In the middle of 2023, the world of computing is abuzz with excitement over the emergence of large language models (LLMs) such as GPT4/ChatGPT premium and StarChat. Understanding what these models can and cannot do and how to successfully apply them for business advantage is not simple. It’s important to analyse the emerging research on the properties of current generation LLMs and outline the strategies that will need to be adopted if they are to be successfully applied.
LLMs are special because they emit language in response to language; if the model is stimulated with some text, it produces relevant text as a response. This means that it is easy for anyone to interact with any LLM that they have an interface to, and many LLMs have been made publicly available through chat interfaces. Because of this, the development of LLMs as an AI technology has had a sudden and significant impact on the public perception of the capabilities of AI.

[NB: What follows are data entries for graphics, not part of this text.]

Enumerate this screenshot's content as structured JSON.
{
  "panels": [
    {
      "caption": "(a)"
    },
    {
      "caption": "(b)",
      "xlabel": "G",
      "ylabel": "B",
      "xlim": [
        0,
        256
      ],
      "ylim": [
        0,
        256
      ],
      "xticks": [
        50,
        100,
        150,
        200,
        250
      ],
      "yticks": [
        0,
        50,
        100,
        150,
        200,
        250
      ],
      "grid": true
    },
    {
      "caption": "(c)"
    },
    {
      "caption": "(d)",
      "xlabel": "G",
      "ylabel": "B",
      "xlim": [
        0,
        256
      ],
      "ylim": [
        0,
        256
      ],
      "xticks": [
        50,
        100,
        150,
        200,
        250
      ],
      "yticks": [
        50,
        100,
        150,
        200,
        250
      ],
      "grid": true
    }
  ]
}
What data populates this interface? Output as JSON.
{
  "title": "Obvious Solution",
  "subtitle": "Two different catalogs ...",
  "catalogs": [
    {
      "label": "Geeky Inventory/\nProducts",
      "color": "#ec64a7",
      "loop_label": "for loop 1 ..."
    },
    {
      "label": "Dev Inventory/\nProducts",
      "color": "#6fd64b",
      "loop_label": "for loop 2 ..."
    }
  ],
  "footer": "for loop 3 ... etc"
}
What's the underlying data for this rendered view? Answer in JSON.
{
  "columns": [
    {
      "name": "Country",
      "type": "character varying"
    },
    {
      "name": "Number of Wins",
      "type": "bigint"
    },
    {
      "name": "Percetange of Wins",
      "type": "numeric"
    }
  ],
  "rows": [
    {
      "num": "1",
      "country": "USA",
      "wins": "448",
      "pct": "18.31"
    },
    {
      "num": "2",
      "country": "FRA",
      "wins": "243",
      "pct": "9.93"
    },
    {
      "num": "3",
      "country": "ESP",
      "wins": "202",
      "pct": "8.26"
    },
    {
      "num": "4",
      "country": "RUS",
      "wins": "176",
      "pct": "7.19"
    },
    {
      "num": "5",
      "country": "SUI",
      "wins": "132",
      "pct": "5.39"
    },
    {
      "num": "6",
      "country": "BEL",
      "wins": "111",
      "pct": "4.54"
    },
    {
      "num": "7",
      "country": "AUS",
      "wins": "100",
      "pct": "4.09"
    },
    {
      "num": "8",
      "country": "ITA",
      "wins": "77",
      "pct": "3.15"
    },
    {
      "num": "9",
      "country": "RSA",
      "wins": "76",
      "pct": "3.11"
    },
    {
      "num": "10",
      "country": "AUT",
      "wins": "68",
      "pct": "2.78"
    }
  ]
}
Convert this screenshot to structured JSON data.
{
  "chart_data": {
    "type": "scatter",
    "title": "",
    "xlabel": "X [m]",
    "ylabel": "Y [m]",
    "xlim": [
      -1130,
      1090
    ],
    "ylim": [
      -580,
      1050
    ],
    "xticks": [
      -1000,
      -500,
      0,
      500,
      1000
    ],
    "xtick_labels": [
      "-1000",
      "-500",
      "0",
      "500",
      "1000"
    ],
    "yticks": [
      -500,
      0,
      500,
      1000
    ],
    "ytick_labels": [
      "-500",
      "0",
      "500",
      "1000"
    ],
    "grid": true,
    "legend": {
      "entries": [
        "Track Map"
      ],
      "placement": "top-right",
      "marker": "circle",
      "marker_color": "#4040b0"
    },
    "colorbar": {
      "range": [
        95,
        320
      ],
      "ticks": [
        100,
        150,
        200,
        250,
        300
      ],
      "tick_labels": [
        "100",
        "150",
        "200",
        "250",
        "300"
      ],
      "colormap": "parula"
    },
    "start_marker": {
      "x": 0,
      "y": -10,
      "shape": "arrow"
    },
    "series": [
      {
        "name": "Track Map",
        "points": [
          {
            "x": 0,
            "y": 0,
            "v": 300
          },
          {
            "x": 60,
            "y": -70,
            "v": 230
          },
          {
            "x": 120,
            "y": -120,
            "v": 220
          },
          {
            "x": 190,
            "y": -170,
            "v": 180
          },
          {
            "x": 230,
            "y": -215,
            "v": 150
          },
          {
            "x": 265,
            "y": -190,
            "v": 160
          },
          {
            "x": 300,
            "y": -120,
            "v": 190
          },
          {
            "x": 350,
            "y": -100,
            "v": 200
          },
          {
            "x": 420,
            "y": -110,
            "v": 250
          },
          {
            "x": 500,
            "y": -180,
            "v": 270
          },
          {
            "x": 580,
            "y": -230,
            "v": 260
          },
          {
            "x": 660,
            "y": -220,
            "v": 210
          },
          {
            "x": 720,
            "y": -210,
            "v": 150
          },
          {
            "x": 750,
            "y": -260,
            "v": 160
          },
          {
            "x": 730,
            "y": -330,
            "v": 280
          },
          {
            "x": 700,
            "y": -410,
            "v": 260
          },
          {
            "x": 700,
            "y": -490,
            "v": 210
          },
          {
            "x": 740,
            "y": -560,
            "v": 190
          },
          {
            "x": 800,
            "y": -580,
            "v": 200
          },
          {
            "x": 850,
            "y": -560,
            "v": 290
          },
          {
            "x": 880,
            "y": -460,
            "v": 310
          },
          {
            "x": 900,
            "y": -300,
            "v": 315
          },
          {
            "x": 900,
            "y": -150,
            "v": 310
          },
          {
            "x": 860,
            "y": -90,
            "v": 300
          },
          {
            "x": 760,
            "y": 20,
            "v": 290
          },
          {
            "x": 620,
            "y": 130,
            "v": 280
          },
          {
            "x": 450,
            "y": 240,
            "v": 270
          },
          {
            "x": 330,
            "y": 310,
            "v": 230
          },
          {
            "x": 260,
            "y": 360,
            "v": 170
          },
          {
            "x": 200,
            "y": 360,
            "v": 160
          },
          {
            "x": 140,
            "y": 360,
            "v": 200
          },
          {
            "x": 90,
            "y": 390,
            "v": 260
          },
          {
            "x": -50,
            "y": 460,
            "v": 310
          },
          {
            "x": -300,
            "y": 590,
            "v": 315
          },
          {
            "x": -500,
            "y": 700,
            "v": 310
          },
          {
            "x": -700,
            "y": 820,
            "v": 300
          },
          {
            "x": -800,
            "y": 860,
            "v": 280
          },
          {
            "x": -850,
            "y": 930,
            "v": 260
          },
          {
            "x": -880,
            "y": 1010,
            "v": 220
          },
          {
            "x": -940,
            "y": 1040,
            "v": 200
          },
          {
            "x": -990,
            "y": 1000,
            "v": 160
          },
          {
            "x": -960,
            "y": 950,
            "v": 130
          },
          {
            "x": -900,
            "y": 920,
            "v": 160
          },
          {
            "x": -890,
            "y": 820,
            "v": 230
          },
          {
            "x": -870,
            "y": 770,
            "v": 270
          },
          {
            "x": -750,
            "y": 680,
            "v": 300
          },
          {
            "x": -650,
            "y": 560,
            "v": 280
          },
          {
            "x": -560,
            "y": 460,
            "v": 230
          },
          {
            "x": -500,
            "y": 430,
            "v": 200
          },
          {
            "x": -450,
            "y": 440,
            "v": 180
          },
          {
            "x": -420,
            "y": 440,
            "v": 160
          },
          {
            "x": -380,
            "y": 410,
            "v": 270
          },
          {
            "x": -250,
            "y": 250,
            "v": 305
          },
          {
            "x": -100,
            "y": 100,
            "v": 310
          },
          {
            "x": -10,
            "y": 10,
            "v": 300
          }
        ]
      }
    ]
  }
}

The only thing that LLMs do is consume text, and produce text, but because the text generation is so good, the models appear to reason about and understand the text they are manipulating. Many people working in natural language and AI research have been working hard to understand and probe LLM capabilities. There is a growing literature that is identifying the limitations of the current generation of models and demonstrating that perhaps the initial excitement that greeted them should be tempered. It is important to round up the current list of limitations to state-of-the-art LLMs and to evaluate both the significance of these and the likelihood of them proving to be fundamental flaws of LLMs as an approach to AI. In other work, some of the technical limitations of LLMs are surveyed.
However, I have looked at validated limitations with some simple examples of current LLM behaviour and analysed non-technical constraints such as security and intellectual property issues. Having reviewed the limitations of the technology, you can then examine how the technology can be applied successfully and what enterprises should focus on, to generate maximum value out of the opportunity that the LLM revolution creates.
A pathway to success
A path to success can be defined for organisations wishing to access the undoubted value of the new generation of LLMs, whilst managing the risk from their identified weaknesses. This pathway to success lies between constraining LLMs’ use to components delivering well specified and controlled functionality, to embed them in appropriate infrastructures of control and accountability.
It is possible that future LLMs may resolve the issues that currently prevent the unconstrained use of this new generation of models. For example, LLMs may well be reengineered (beyond current transformers) to plan effectively in the relatively near future. Technically, there does not seem to be a fundamental reason why this cannot be done, although it will certainly require another astonishing investment in compute power.
Other limitations, such as dealing with compositional reasoning, parroting and security seem more intractable. Regardless of continuing advances, it is worth considering that far simpler, mature and predictable technologies such as email, databases and web browsers all still require sophisticated application patterns and management controls. It seems unlikely that LLMs will prove to be any different.
The natural language interface demonstrated by many of the latest generation of LLMs has awakened a much wider population to the power of LLMs in particular, and AI more generally. As such, we have identified some of the main limitations of such approaches, and at the same time made recommendations for implementations that can mitigate some of these issues, ultimately enabling the successful adoption of LLMs. However, it must be noted that none of this removes the need for vision, investment, and a skilled team to implement such solutions.